The travel industry added 19,200 jobs in May, rising for the eighth consecutive month and the largest monthly increase since October of last year, reports David Huether, senior vice president for research and economics at the U.S. Travel Association.
Commenting on the May jobs data released today by the U.S. Department of Labor, Huether said the increase in travel employment last month was "diffuse, with increases taking place in almost all key travel-related industries including food services and drinking places, accommodation, air transportation, retail and entertainment/recreation."
"Now standing at a historic high of nearly eight million direct jobs, the travel industry continues to be a leading force in getting Americans back to work. Since losing nearly half a million jobs during the Great Recession, the travel industry has added 749,000 jobs and has outpaced job creation in the rest of the economy by 49 percent," Huether said.
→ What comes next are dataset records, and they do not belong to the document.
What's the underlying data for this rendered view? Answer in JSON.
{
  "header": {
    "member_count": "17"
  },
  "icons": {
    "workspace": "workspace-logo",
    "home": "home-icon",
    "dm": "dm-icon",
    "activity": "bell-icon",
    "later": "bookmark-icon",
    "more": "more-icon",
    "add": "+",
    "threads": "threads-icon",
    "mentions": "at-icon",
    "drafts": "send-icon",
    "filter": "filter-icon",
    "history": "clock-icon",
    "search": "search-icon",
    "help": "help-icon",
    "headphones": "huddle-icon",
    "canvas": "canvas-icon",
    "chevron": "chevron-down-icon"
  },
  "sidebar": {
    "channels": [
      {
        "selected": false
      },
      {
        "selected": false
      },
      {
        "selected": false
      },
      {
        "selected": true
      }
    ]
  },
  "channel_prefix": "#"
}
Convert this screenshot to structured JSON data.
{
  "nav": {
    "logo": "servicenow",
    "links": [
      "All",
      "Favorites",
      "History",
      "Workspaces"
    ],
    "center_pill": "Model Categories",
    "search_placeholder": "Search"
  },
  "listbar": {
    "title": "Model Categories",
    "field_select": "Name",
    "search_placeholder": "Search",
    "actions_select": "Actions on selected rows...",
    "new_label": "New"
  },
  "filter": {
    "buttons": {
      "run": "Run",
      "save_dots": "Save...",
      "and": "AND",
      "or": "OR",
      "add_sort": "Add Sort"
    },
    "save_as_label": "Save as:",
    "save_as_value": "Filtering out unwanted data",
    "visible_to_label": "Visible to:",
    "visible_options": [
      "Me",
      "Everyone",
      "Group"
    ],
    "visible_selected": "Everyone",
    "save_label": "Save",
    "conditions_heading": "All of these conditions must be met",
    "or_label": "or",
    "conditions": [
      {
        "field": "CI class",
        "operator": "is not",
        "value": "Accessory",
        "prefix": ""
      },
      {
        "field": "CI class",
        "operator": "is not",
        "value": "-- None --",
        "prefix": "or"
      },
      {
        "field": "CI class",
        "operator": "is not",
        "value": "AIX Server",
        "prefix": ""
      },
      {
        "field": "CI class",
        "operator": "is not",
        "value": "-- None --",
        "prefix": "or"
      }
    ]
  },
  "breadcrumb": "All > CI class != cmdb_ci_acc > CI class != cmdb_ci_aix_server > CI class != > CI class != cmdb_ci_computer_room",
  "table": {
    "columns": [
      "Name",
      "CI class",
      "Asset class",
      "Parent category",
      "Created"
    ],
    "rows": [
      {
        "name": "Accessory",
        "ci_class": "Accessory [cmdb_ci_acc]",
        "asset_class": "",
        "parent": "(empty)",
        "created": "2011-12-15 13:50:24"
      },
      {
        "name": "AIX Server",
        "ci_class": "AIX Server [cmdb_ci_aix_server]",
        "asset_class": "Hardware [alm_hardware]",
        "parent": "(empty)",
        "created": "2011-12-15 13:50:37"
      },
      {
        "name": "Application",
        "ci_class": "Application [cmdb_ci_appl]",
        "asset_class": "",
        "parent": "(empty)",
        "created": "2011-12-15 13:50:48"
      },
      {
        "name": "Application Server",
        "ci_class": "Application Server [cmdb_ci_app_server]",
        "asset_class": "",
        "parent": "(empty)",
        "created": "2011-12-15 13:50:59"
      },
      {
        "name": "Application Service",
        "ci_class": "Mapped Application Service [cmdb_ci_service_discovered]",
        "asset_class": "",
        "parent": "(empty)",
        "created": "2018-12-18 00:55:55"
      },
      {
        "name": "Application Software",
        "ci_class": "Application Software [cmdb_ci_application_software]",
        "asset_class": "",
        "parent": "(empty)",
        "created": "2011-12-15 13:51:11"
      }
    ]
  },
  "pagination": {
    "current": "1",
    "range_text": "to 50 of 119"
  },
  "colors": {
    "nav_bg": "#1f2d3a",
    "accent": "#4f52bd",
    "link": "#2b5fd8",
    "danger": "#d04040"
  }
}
"Recognized last month by the President as an important economic engine for creating good jobs for Americans, the travel industry has the distinctive qualities of being more labor-intensive, more export-engaged, and more immune to offshore outsourcing than many other sectors of the U.S. economy. Travel employment is vital, employing one in nine Americans," Huether said in his analysis.
"And the best news is, there's a way to continue that growth trend. Enacting policies such as the JOLT Act and renewing Brand USA, the public-private partnership that markets the United States as a tourism destination, would increase international visitors to the U.S. and create even more quality jobs," according to Huether.